Renaissance Florence: Machiavelli and Guicciardini

I have also worked on various aspects of sixteenth-century Florentine political thought, especially Niccolò Machiavelli and the modern reception of his ideas, including by Jean-Jacques Rousseau.
More recently, I have developed a research project on his friend Francesco Guicciardini (1483-1540). Contemporary scholarship usually portrays Guicciardini as the aristocratic counterpart to Machiavelli’s populist stance. In “Francesco Guicciardini’s Dialogue on the Government of Florence: A New Interpretation”—now forthcoming—I argue instead that Guicciardini’s most sophisticated work of constitutional theory represents a departure from his earlier, more elitist constitutional writings and that, in the early 1520s, he ends up supporting positions that surprisingly resemble Machiavelli’s. After writing this piece, I developed the methodological implications of my interpretation in an article published in Rinascimento in 2024. Focusing on Guicciardini’s Ricordi, I demonstrate that his political thought should be approached in a contextual way, excavating the differences between the specific positions articulated in each work at a specific moment in time. Over the longer term, I aim to develop a series of other studies, including of his letters and unpublished manuscripts, culminating in the first full-scale intellectual biography of Guicciardini.

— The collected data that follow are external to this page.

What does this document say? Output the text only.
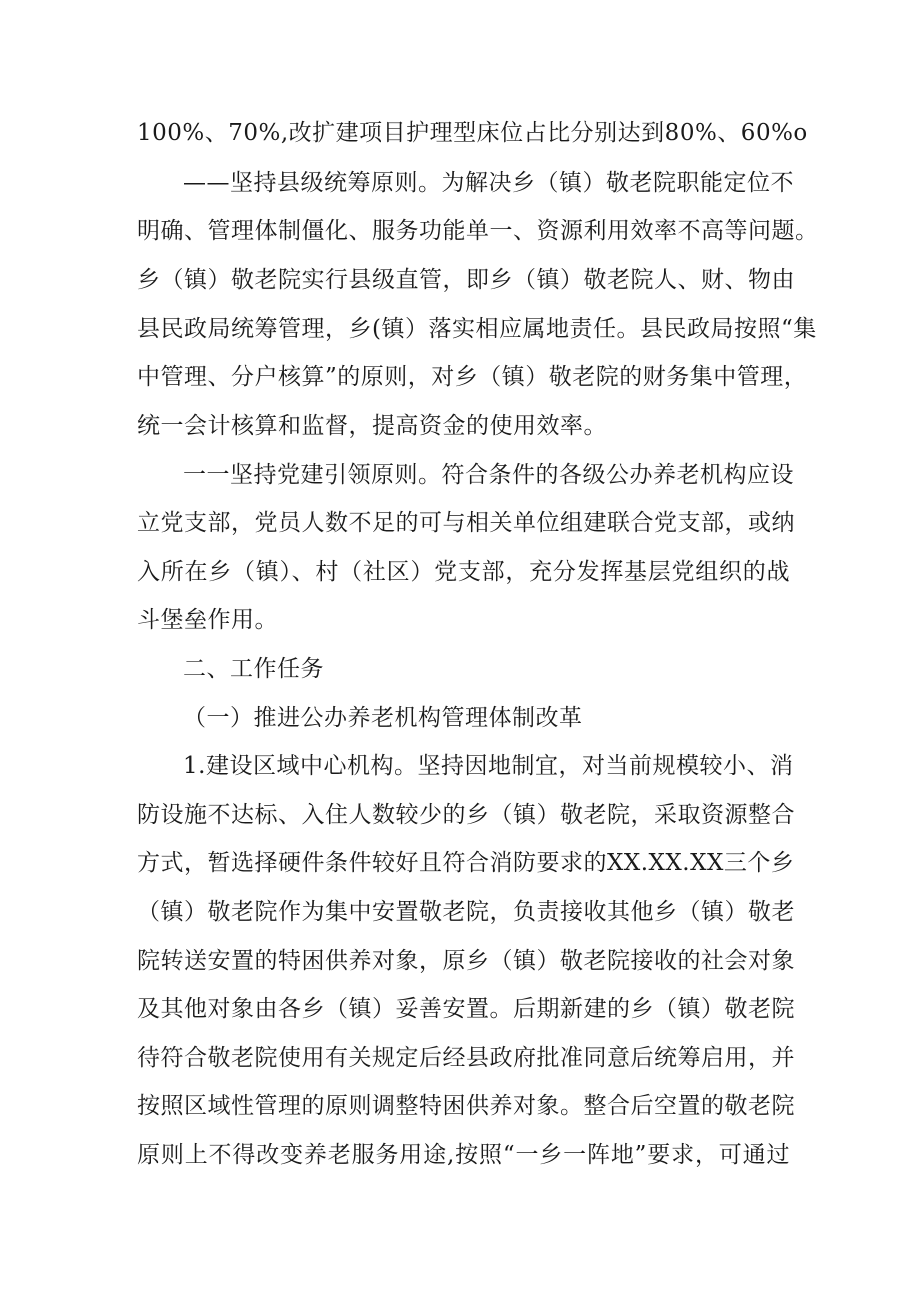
100%、70%,改扩建项目护理型床位占比分别达到80%、60%o
——坚持县级统筹原则。为解决乡（镇）敬老院职能定位不
明确、管理体制僵化、服务功能单一、资源利用效率不高等问题。
乡（镇）敬老院实行县级直管，即乡（镇）敬老院人、财、物由
县民政局统筹管理，乡(镇）落实相应属地责任。县民政局按照“集
中管理、分户核算”的原则，对乡（镇）敬老院的财务集中管理，
统一会计核算和监督，提高资金的使用效率。
一一坚持党建引领原则。符合条件的各级公办养老机构应设
立党支部，党员人数不足的可与相关单位组建联合党支部，或纳
入所在乡（镇）、村（社区）党支部，充分发挥基层党组织的战
斗堡垒作用。
二、工作任务
（一）推进公办养老机构管理体制改革
1.建设区域中心机构。坚持因地制宜，对当前规模较小、消
防设施不达标、入住人数较少的乡（镇）敬老院，采取资源整合
方式，暂选择硬件条件较好且符合消防要求的XX.XX.XX三个乡
（镇）敬老院作为集中安置敬老院，负责接收其他乡（镇）敬老
院转送安置的特困供养对象，原乡（镇）敬老院接收的社会对象
及其他对象由各乡（镇）妥善安置。后期新建的乡（镇）敬老院
待符合敬老院使用有关规定后经县政府批准同意后统筹启用，并
按照区域性管理的原则调整特困供养对象。整合后空置的敬老院
原则上不得改变养老服务用途,按照“一乡一阵地”要求，可通过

Future Project: The Politics of Society
It has often been suggested that the concept of ‘society’ emerged in the eighteenth century; the details of its history, however, have never been fully excavated. Questioning the use of the state-society binary itself, a recent wave of historical research has started recovering the variety of ways in which politics was conceptualized before and beyond the state during the sixteenth and seventeenth centuries. I have myself contributed to this conversation with the article “The Politics of societas and the Early Modern State,” published in 2025 in The Historical Journal. I plan to expand this research into an investigation of the conceptual transformations of ‘society’ in early modern Europe, culminating in Hegel’s canonical distinction of civil society (bürgerliche Gesellschaft) from the state (Staat) in his Philosophy of Right. My research will reconstruct the various types of ‘society’ that did not become part of our modern conceptual apparatus—from the state as a partnership (societas) in the Ciceronian tradition to Mandeville’s society as a body politic managed by government—asking what they can contribute to contemporary reflections on the nature of politics, law, and the economy.